The next Conservative leader is being selected by a process initially run by the MPs, before the final two are put in front of the party's 200,000 members to select a winner.
Conservative leadership candidates will be forced to agree in writing that they will not withdraw from the contest if they are one of the final two names put to a vote of the party's members, under new plans to stop MPs stitching up who is the next prime minister.
Senior Tories are desperate to stop one of the candidates withdrawing from the contest as Dame Andrea Leadsom did in 2016, handing the leadership unchallenged to the overwhelming favourite Theresa May before members were given a chance to vote.
The Telegraph understands that leadership rules include a 'Leadsom clause', under which any candidate who makes it to the final two will have to submit themselves to a vote of party members.
One senior party source said each candidate would have to agree that they "must go to the ballot of members if you get to the last two" when they enter the contest.
The hope is that the rules - agreed by both the party's ruling 1922 committee and board - will allow the leadership field to be narrowed quickly to a handful of Conservative candidates by the weekend.
One senior Tory MP said the timetable for the selection process had to be truncated due to the fact that MPs start their summer holidays at the end of next week.
This meant that there was a "big disadvantage to candidates on the fringe" compared with household names. "Some of them are not even household names in their own houses," one senior Tory told the Telegraph.
Votes secured in second round...
- Kemi Badenoch - 49
- Suella Braverman - 27 - OUT
- Penny Mordaunt - 83
- Rishi Sunak - 101
- Liz Truss - 64
- Tom Tugendhat - 32
The face-off begins
Three sets of hustings occurred on Monday, July 18 - one by the 1922 Committee and open to all Tory MPs, one by the 92 group of senior Tory MPs and one by the anti-woke Common Sense group.

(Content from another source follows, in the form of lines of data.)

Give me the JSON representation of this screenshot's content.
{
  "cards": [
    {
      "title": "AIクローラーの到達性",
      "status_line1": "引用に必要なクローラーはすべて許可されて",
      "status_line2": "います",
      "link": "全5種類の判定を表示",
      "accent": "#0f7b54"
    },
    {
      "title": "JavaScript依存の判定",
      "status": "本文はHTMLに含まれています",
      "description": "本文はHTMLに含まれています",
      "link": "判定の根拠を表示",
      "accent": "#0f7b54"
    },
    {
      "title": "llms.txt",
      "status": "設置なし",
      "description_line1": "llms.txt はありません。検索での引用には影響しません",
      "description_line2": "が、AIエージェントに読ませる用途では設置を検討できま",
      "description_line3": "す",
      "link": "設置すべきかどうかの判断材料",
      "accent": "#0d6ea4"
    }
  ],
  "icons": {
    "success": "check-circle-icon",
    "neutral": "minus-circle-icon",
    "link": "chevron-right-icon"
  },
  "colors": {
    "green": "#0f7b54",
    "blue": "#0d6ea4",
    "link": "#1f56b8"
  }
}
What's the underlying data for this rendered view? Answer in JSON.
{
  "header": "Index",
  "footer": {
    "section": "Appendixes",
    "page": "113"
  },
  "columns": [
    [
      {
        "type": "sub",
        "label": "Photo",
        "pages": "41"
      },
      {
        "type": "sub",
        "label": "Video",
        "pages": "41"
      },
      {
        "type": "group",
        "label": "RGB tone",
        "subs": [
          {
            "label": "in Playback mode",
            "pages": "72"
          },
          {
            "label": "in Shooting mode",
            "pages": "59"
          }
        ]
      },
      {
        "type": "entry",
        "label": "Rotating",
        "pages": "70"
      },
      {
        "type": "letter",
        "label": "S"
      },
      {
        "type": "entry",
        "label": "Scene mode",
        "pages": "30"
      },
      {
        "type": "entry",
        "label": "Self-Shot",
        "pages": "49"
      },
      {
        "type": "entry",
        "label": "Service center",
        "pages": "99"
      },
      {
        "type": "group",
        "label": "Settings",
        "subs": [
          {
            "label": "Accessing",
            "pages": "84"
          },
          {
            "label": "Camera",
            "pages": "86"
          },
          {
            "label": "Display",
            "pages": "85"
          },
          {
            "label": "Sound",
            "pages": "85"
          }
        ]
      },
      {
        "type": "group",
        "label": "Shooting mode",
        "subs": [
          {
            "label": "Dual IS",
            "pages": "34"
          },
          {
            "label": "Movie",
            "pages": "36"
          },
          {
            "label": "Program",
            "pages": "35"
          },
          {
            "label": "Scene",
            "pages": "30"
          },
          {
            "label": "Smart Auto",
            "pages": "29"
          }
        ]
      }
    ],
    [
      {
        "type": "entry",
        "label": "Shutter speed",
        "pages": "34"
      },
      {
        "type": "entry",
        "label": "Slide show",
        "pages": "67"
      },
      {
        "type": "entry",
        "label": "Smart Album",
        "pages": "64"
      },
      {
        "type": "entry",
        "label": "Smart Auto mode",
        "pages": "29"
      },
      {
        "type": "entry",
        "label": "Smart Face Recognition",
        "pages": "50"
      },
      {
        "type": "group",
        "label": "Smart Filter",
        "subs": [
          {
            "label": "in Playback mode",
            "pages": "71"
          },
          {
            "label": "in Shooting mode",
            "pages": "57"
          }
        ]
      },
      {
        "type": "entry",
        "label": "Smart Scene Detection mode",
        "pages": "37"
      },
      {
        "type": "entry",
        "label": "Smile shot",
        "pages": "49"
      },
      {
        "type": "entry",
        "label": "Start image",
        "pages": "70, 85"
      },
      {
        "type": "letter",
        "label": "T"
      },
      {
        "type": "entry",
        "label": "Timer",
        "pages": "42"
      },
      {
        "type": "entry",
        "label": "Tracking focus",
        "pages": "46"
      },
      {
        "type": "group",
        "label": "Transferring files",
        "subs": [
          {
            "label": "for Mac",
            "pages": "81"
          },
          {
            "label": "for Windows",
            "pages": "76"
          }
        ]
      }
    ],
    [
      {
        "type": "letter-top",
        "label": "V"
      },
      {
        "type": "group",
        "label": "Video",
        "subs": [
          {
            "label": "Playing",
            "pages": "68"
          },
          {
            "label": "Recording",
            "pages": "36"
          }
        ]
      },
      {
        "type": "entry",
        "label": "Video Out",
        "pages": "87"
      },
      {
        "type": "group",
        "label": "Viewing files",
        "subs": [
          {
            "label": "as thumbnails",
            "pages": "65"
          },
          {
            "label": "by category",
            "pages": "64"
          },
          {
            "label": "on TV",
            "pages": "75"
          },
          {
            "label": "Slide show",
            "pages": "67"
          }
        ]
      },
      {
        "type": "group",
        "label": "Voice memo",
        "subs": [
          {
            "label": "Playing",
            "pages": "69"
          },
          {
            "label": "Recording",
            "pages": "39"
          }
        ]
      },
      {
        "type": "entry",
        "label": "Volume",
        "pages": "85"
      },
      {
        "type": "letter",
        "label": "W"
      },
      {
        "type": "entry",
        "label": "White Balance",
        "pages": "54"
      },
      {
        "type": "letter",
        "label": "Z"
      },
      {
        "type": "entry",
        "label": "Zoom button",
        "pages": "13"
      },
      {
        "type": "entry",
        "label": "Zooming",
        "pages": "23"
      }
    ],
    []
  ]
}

Officials at Conservative Central Office will now take over and organise a series of hustings in the party's regional bases around the country for members to be able to grill the two remaining contenders.
The hustings - which in 2019 were held in places like Belfast, York, Darlington, Perth, Nottingham and Cardiff - will allow thousands of voting members to question the final two.
Tory members will be encouraged to vote for their choice to be the next leader of the Conservative party by post by late August.